Если не произойдет чуда.
И чудо произошло. Меня впускают, по коридору, покрытому ковром, ведут в комнату, где эсэсовец, молодцевато щелкнув каблуками, докладывает обо мне могущественному чиновнику центрального управления государственной безопасности. Конечно, не Гиммлеру. И такое происходит со мной не один, а несколько раз. Каждый раз я попадаю к новому лицу. Но результат всегда один и тот же — пожимание плечами. Не могу сказать, что господа невежливы. Они холодны как лед, очень точны, обладают жестокой логикой, лишенной всякого чувства, они наверняка могут, не моргнув глазом, приказать меня увести и передать в руки палача. Но они ведут себя не так. Они поднимают глаза от бумаг и на меня, стоящую перед ними, смотрят удивленно и несколько рассеянно. Несомненно, они заняты более важными делами. Возможно, это строительство гигантского крематория для концлагерей, может быть, это решение актуальных проблем, как, например, тайное уничтожение старых и дряхлых людей, но они внимательно меня выслушивают и затем задают вопросы. Когда они начинают спрашивать, меня бросает в дрожь, ибо они задают вопросы прямо, с неприятной четкостью, от которой нельзя уклониться. Я и не желаю уклоняться, подавляю охватывающий меня страх, беру себя в руки и говорю то, что должно быть сказано. Говорю обдуманно, знаю, одна неудачная формулировка может все погубить, тебя и меня. Ибо моя задача — не отвечать, а возражать, отвергать доводы противника и обвинять. И не кого-либо вообще, а самих этих господ, их режим, их систему, их бесчеловечность. Так обстоит дело.
— Ваш муж, — спрашивают они, — коммунист?
— Мой муж — заключенный концлагеря.
— Но был коммунистом?
— До 1933 года был коммунистическим депутатом ландтага.
— И вы еще удивляетесь, что он в концлагере?
— Он в концлагере не потому, что был коммунистическим депутатом ландтага, а потому, что имперский наместник в Вюртемберге Мурр считает его своим личным врагом. И он не только содержится в концлагере, с ним жестоко, бесчеловечно обращаются.

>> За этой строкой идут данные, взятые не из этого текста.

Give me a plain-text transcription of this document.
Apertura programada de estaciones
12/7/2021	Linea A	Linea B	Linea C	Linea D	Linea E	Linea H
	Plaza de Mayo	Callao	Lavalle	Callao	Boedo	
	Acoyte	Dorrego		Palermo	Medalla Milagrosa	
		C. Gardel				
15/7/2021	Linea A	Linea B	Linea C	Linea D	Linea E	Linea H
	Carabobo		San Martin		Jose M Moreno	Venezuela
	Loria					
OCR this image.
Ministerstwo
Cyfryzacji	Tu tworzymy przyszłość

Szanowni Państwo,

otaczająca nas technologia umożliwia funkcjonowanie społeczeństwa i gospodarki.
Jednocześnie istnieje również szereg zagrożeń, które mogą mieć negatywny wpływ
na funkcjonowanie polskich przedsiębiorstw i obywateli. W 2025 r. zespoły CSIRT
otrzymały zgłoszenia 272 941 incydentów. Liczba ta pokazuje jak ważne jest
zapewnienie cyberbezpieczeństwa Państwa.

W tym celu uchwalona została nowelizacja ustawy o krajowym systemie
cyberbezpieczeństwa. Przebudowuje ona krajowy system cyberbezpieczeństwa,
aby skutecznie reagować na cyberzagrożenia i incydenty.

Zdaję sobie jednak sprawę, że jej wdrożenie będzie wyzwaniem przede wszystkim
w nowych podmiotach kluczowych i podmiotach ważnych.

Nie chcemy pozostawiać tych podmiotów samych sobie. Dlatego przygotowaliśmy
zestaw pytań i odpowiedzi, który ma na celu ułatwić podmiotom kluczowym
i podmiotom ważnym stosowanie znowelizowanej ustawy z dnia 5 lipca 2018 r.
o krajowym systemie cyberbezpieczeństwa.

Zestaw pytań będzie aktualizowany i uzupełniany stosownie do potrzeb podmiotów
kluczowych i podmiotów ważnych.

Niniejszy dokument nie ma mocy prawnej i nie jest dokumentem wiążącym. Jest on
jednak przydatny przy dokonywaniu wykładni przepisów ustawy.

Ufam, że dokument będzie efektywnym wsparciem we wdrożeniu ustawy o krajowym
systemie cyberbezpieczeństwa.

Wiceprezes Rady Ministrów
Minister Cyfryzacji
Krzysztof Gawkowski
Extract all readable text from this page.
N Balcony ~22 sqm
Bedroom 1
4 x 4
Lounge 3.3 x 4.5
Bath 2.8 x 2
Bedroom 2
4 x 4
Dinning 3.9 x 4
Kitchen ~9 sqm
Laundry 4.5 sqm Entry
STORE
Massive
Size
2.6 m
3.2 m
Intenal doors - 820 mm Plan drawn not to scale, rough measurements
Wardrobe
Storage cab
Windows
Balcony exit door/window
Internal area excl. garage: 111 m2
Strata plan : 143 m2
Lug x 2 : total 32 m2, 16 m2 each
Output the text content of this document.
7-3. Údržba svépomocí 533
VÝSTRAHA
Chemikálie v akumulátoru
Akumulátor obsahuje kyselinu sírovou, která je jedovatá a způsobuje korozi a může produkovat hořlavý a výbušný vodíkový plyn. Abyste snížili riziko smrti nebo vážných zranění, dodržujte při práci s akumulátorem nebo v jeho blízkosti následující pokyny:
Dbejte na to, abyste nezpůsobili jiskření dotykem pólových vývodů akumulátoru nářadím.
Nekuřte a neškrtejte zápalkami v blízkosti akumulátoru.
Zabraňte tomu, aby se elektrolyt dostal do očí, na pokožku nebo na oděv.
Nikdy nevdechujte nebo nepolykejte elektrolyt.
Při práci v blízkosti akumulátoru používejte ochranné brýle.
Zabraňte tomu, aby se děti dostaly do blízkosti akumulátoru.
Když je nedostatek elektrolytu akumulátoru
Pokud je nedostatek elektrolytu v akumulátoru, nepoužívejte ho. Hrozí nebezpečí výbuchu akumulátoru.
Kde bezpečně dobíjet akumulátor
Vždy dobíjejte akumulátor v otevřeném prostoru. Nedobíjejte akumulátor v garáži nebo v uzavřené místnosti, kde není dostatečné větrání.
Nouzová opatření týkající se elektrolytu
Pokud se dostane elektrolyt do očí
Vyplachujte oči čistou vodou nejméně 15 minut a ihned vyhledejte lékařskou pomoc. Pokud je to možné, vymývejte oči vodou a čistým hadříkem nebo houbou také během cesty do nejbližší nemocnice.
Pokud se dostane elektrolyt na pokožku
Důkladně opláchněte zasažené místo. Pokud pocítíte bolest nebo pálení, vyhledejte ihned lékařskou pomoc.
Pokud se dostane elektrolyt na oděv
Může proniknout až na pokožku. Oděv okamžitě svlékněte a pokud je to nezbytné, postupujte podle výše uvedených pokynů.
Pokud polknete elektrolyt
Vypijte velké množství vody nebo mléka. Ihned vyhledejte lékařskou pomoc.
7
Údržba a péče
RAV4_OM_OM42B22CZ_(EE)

Тонкие ниточки губ становятся у господ еще тоньше.
— Есть ли у вас доказательства? — спрашивают они.
Конечно, у меня нет ни документов, ни справок. Я располагаю только несколькими показаниями освободившихся товарищей и подробным сообщением свидетеля-очевидца Роберта Диттера, которые я излагаю господам. Именно Роберт Диттер — один из немногих, подтвердивших впоследствии заявление, сделанное мной в гестапо. Я перечисляю случаи жестокого обращения с тобой, начиная с того, что было в Маутхаузене, говорю, что Мурр, не скрывая питаемой к тебе ненависти, заявил: пока он жив, ты на свободу не выйдешь. Я предъявляю господам ужасный счет, но они не собираются его погашать, хотя вынуждены признать его правильность. Конечно, они знают, что в концлагерях заключенных подвергают средневековым пыткам, что семьи их сосланы, а жилища разграблены и что подвалы гестапо наводят ужас на страну. Но они удивленно поднимают брови и со слабой, подразумевающей сомнение улыбкой спрашивают:
— Вы-то сами были при этом?
— Нет, — говорю, — я при этом не была, но Роберт Диттер при этом присутствовал.
— Кто такой Роберт Диттер?
— Товарищ моего мужа.
— Тоже коммунист? — спрашивают они, и вопросы их звучат все более резко и нетерпеливо.
— Да.
— Вот видите! — говорят они, словно одно это уже свидетельствует о неправильности его сообщения.
— Вы можете его допросить! — быстро говорю я, полная страха, что на этом «вот видите!» все кончится.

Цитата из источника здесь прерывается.